Con il bilancio di assestamento, con una competenza di 55,661 miliardi di euro la Gelmini , tagli 577 milioni. Lo afferma ItaliaOggi di oggi (30/09/09) puntualizzando che il bilancio conferma sostanzialmente quello di previsione (anzi porta a casa 188 mila euro in più), nella fredda articolazione di capitoli di spesa, missioni e programmi, si scopre che c'è un altro taglio alle spese per il personale della scuola.
Si tratta di un taglio in grado di superare, per lo stesso periodo di riferimento del 2009, quello fatto (456 milioni di euro) dal ministro dell'economia, Giulio Tremonti, con la riforma della scuola: si tratta di altri 577 milioni di euro, da scontare da settembre a dicembre di quest'anno.
A scontarlo saranno sempre i precari, visto che il fondo tagliato è quello che serve a pagare a livello regionale le supplenze di insegnanti, ausiliari e amministrativi.

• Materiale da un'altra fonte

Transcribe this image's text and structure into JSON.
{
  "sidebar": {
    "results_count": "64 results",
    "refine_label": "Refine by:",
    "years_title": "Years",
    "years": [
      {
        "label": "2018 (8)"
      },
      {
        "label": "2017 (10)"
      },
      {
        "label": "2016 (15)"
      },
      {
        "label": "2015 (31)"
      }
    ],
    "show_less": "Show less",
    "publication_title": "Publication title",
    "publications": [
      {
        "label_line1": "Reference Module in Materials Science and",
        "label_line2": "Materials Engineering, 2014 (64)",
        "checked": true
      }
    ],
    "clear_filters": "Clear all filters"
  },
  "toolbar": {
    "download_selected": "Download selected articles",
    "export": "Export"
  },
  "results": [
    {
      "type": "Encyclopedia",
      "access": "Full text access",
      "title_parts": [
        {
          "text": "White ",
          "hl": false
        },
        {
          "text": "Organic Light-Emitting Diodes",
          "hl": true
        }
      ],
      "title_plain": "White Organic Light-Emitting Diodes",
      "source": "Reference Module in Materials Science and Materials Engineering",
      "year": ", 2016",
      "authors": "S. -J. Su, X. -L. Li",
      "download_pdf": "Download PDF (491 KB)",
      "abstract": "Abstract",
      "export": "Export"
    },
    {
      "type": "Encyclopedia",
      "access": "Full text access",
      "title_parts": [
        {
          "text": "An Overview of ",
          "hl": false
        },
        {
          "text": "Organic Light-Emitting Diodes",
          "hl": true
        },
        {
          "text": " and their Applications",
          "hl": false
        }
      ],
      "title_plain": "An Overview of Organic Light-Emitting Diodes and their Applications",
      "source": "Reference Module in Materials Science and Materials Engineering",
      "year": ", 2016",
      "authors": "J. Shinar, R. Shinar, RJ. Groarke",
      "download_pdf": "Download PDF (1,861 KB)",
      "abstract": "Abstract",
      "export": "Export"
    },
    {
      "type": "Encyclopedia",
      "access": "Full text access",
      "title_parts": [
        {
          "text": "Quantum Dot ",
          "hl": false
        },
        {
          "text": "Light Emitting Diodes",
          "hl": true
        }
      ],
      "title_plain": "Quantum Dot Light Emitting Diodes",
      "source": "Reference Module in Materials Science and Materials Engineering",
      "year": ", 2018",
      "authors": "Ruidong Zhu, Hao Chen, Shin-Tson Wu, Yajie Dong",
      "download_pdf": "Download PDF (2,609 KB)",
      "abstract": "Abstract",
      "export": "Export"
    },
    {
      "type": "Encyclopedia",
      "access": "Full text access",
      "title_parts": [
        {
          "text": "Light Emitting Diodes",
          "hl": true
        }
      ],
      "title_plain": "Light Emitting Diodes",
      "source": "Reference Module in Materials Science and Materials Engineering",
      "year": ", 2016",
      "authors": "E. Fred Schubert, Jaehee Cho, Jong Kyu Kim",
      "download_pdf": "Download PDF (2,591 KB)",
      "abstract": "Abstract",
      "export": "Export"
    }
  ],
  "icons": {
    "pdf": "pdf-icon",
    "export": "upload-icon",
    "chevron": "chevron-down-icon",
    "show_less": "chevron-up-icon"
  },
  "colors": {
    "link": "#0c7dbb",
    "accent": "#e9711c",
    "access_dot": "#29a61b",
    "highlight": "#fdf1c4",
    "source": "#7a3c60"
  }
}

La conseguenza pratica è che l'amministrazione scolastica, dovendo dare mandato di pagamento a fronte di contratti sottoscritti in eccesso rispetto alla capienza del bilancio, si possa ritrovare per i prossimi mesi con la cassa vuota e debba differire le relative liquidazioni al nuovo anno.
I più colpiti saranno i docenti e Ata che hanno avuto un contratto di supplenza nella scuola dell'infanzia, dove la riduzione è stata di quasi 140 milioni di euro (-38%), e alle superiori, con una decurtazione che ha varcato quota un miliardo (-30%). I tagli più importanti si registrano in Calabria, Campania, Abruzzo e Basilicata.